В Аушвице в лагерный барак, предназначавшийся прежде для сорока двух лошадей, помещалось от четырехсот до восьмисот человек. Помимо надзирателей, узникам не давали покоя вши и блохи. Крыс было меньше, заключенные ими нередко питались. Для наказания голодом и удушьем в тюремном лагере 11 использовался так называемый «стоячий карцер» размером пять на пять футов. В него ставили четырех «штрафников», оставляя их в таком положении на десять дней. Многие не выдерживали пытки. Католический священник из Варшавы отец Максимилиан Кольбе, добровольно заменивший другого поляка, Францишека Гаёвни-чека, у которого была семья — жена и дети, — выстоял до конца. Когда его через две недели выпустили, он все еще был жив. Нацисты его добили, сделав смертельную инъекцию[523]. Священника канонизировали в 1982 году.

Виктор Франкл с октября 1944 года до освобождения в апреле 1945-го содержался в Тюркгейме, филиале Дахау, куда его перевели из Аушвица. Впоследствии он писал:

«Мне никогда не забыть, как однажды ночью меня разбудили стоны соседа по нарам. Он ворочался и безумно вскрикивал, ему снилось что-то ужасное. Я всегда жалел людей, бредящих во сне, и решил его растормошить. Я протянул руку, чтобы встряхнуть соседа, но тут же передумал делать это. Мне вдруг пришло в голову, что никакой самый жуткий сон не может быть страшнее той реальности, в которой мы оказались и в которую я собирался его вернуть».

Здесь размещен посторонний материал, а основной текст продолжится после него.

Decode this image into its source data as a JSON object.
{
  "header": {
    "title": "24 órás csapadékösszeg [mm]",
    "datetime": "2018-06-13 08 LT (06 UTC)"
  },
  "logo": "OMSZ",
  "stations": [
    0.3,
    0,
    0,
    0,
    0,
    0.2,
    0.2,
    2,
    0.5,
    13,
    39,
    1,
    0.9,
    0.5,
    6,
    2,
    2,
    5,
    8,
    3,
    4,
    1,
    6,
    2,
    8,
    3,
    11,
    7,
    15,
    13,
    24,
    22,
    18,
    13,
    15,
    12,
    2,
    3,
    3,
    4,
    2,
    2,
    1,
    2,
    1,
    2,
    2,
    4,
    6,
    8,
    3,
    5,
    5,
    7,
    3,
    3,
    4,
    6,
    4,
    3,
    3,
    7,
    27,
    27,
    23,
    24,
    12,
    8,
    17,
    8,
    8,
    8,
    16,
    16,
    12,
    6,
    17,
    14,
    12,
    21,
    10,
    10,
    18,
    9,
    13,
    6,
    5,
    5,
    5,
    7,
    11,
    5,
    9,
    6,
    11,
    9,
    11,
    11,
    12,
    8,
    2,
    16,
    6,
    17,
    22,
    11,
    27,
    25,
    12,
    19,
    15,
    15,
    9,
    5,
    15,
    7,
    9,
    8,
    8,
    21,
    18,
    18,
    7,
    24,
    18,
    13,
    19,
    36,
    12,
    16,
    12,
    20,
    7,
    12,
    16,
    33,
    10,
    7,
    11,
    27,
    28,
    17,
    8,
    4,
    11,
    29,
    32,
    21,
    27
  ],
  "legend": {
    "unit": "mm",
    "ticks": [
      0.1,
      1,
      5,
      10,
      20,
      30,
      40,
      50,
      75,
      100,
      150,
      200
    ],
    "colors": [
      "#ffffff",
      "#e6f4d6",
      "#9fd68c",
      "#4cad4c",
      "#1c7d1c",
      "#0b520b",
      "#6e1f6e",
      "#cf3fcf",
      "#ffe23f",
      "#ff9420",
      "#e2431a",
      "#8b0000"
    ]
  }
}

Это была чистейшая правда. Примо Леви тоже писал: «Мы каждый день просыпались, похолодев и трясясь от ужаса, разбуженные полным злости голосом, кричавшим что-то на непонятном языке».

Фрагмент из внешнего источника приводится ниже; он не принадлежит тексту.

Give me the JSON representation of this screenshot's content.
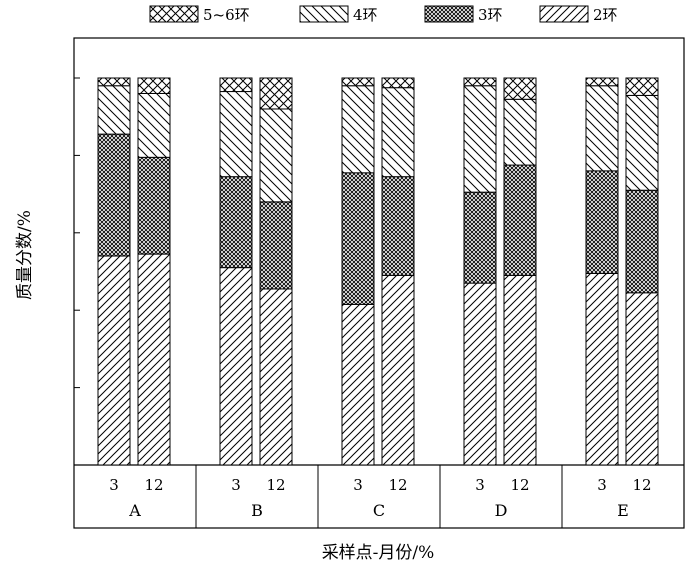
{
  "chart_data": {
    "type": "bar",
    "stacked": true,
    "percent": true,
    "title": "",
    "xlabel": "采样点-月份/%",
    "ylabel": "质量分数/%",
    "ylim": [
      0,
      100
    ],
    "y_tick_labels_shown": false,
    "legend_position": "top",
    "groups": [
      {
        "name": "A",
        "categories": [
          "3",
          "12"
        ]
      },
      {
        "name": "B",
        "categories": [
          "3",
          "12"
        ]
      },
      {
        "name": "C",
        "categories": [
          "3",
          "12"
        ]
      },
      {
        "name": "D",
        "categories": [
          "3",
          "12"
        ]
      },
      {
        "name": "E",
        "categories": [
          "3",
          "12"
        ]
      }
    ],
    "series": [
      {
        "name": "2环",
        "pattern": "diagonal-forward",
        "values": [
          54,
          54.5,
          51,
          45.5,
          41.5,
          49,
          47,
          49,
          49.5,
          44.5
        ]
      },
      {
        "name": "3环",
        "pattern": "crosshatch-dense",
        "values": [
          31.5,
          25,
          23.5,
          22.5,
          34,
          25.5,
          23.5,
          28.5,
          26.5,
          26.5
        ]
      },
      {
        "name": "4环",
        "pattern": "diagonal-backward",
        "values": [
          12.5,
          16.5,
          22,
          24,
          22.5,
          23,
          27.5,
          17,
          22,
          24.5
        ]
      },
      {
        "name": "5~6环",
        "pattern": "crosshatch-open",
        "values": [
          2,
          4,
          3.5,
          8,
          2,
          2.5,
          2,
          5.5,
          2,
          4.5
        ]
      }
    ]
  }
}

Даже самый стойкий человек может согнуться в борьбе за существование. «Выжить мог только тот, кто был способен потерять последние угрызения совести, борясь за жизнь, — вспоминал Франкл. — Такие люди были готовы использовать любые средства, грубую физическую силу, своровать, предать друга для того, чтобы спастись самому. Лучшие из нас оттуда не вернулись»[525]. Примо Леви, один из тех, кто выжил в Аушвице, объяснил, почему в лагере не было смысла в том, чтобы помогать более слабым: «Мы одинаково чувствовали, что наша жизнь может оборваться в любой момент и от нас останется горстка пепла, которую выкинут в поле, а наши имена вычеркнут из всех списков»[526]. Леви иллюстрирует свой печальный моральный вывод примером из лагерной жизни. На верхней полке в лагерном лазарете тяжело дышал и хрипел пациент. Леви поинтересовался: «Что с тобой?»

«Он услышал меня, попытался подняться и свалился, свесив ко мне голову и руки, глаза его побелели. Заключенный на нижней полке вытянул руки, чтобы подхватить его, и понял, что он мертв. Никто не знал, кто он и как его звать».

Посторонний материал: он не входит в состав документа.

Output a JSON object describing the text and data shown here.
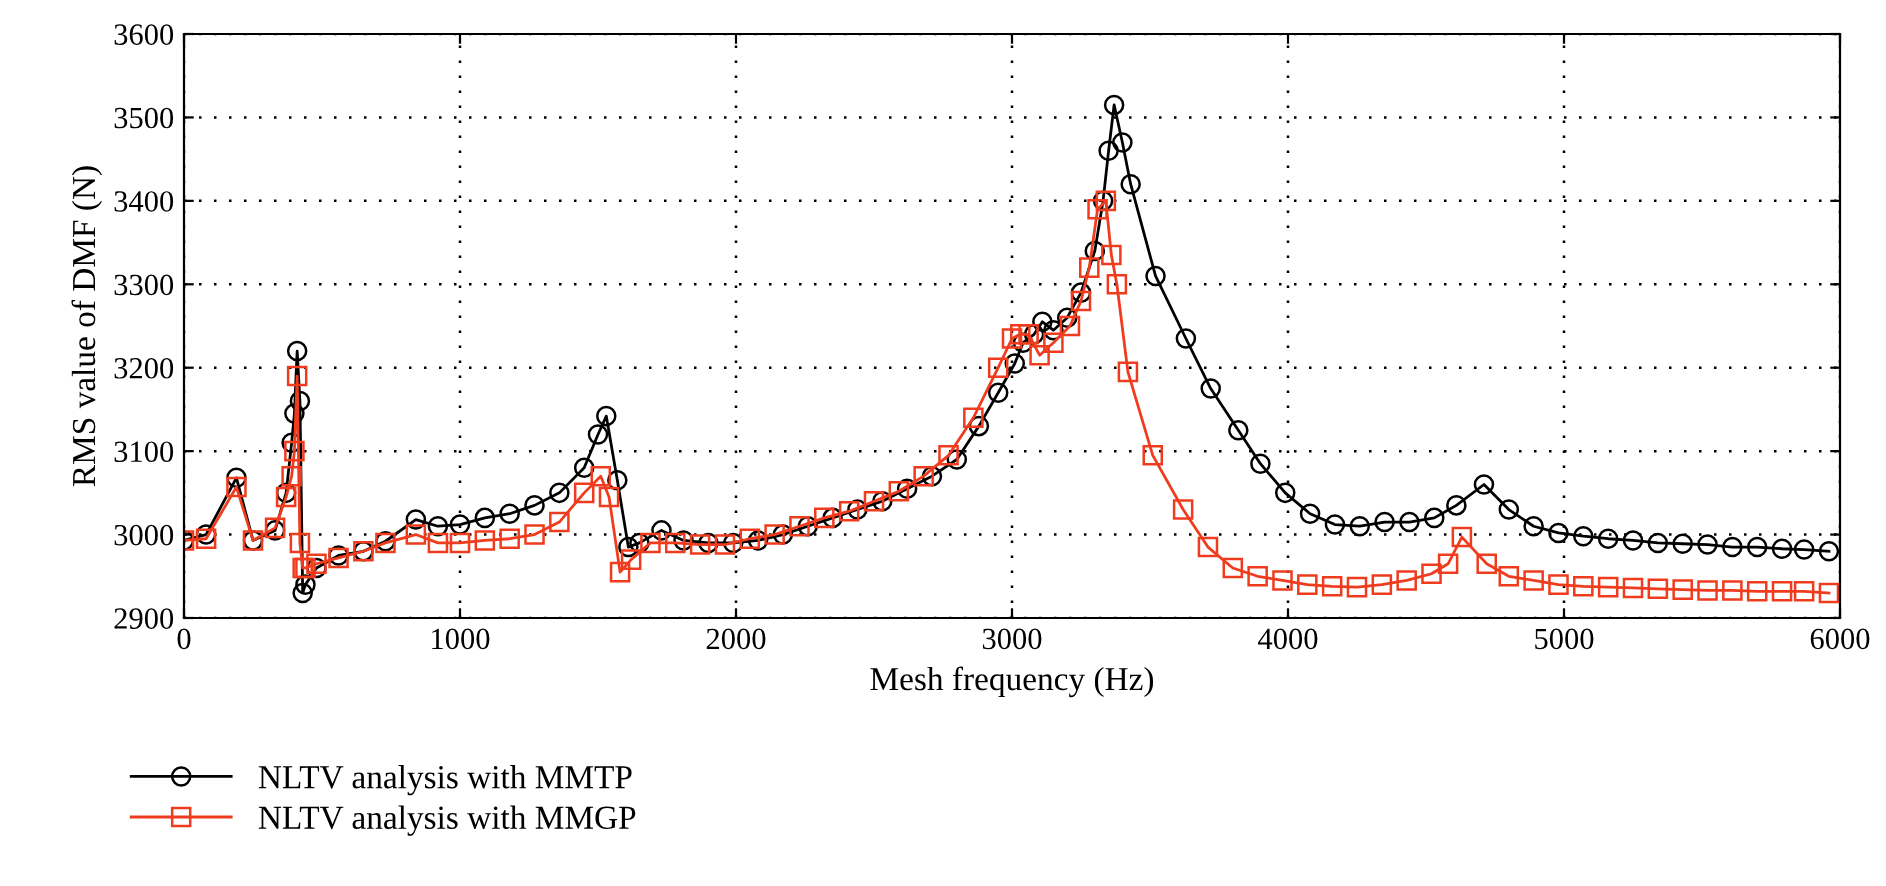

Человеческое достоинство или все, что считается его проявлением, сохранить было не менее трудно, да и бессмысленно. Франкл вспоминал:

«Новичков обычно посылали чистить отхожее место и выгребные ямы. Если заключенный гримасничал или утирался, когда ему на лицо попадало жидкое дерьмо, то сразу же получал удар кулаком от капо. Так постепенно отмирали нормальные человеческие реакции и отношения».

Еще один бывший заключенный Аушвица, Эли Визель, будущий нобелевский лауреат, говорил в 1983 году: «Аушвиц невозможно представить даже умозрительно, тем более понять. Он подвластен только памяти. Мертвых и живых разделяет пропасть, которую не в состоянии постичь ни один талант»[529].